Kabarsiana.com, JAKARTA – SKB Tiga Menteri terkait larangan pemerintah daerah dan sekolah negeri terkait aturan yang mewajibkan siswanya menggunakan atribut atau seragam agama tertentu, mendapat dukungan dari Komisi Nasional Hak Asasi Manusia (Komnas HAM). Para pegiat hak asasi ini, mengapresiasi langkah tersebut.

Namun ada satu hal yang menggelitik yang perlu dikedepankan, benarkah kebijakan yang yang melibatkan tiga kementerian itu benar-benar terkait hal intoleransi atau ada hal lain yang melingkupinya? Tentu hanya pemerintahlah yang mengetahuinya.

Bacaan Lainnya

“Karena memang fenomena seperti di Padang kemarin ada di banyak daerah di Indonesia. Tapi langkah ini baru permulaan, karena harus diikuti langkah lain,” kata Komisioner Komnas HAM Beka Ulung Hapsara, dikutip dari CNNIndonesia.com, Rabu (3/2).

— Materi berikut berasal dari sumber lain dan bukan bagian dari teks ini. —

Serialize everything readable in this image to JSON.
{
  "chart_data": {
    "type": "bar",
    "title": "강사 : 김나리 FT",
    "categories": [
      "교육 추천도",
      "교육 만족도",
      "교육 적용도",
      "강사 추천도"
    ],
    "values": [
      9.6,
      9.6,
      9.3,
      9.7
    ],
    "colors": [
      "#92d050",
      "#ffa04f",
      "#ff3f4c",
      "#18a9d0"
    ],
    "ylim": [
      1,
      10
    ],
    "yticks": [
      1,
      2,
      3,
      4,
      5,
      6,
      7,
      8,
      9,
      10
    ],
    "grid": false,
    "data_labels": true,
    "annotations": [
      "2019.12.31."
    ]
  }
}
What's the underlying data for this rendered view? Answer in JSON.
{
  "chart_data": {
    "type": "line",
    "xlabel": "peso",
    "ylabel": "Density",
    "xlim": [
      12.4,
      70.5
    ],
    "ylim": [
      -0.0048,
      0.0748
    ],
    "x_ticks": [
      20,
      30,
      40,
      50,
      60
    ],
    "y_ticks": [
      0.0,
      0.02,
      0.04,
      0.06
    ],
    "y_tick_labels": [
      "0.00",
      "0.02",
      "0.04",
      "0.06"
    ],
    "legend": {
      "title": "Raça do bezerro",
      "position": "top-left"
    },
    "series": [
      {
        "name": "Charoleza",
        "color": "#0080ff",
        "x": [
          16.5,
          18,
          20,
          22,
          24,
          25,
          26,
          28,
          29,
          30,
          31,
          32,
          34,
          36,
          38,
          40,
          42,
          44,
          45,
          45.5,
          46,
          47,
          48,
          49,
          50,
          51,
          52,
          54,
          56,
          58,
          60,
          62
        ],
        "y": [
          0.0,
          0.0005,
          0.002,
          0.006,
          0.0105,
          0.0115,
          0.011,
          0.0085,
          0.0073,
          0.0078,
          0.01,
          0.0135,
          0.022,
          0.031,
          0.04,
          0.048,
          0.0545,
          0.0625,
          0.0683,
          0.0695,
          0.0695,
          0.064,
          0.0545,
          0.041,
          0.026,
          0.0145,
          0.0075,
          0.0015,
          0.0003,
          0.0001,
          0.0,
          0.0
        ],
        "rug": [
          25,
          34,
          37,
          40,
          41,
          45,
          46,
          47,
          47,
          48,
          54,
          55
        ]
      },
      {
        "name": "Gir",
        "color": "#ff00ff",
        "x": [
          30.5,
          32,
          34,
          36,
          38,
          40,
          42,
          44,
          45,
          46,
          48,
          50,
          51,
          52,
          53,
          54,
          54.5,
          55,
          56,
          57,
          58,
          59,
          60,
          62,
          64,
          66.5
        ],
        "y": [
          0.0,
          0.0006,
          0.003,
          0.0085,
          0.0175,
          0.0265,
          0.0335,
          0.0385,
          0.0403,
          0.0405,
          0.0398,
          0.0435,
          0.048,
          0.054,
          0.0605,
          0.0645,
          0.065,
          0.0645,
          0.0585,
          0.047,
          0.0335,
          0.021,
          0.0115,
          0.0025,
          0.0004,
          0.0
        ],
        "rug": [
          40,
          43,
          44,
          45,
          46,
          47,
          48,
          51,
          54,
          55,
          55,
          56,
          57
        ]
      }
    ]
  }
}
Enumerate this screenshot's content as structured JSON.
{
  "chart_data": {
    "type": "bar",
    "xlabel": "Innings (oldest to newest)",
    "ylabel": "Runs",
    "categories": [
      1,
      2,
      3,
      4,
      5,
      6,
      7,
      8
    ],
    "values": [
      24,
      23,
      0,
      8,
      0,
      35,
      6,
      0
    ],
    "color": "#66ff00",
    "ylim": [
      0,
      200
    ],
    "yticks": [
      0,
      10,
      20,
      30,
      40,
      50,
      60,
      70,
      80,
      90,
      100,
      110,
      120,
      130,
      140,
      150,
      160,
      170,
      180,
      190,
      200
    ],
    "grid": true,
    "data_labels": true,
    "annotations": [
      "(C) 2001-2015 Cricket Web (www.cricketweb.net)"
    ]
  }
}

Dia mengatakan, perkara intoleransi di lingkungan pendidikan perlu dituntaskan dengan langkah yang komprehensif. Mulai dari pemberlakuan kurikulum yang toleran, menyediakan guru agama untuk kelompok minoritas, sampai rekrutmen tenaga kependidikan yang bebas dari diskriminasi.

Beka berpendapat penetapan Surat Keputusan Bersama Menteri Pendidikan dan Kebudayaan, Menteri Agama dan Menteri Dalam Negeri dalam memerangi aturan seragam sekolah yang intoleran sudah tepat. Namun ia menekankan pemberlakuan sanksi dalam aturan itu harus diperhatikan.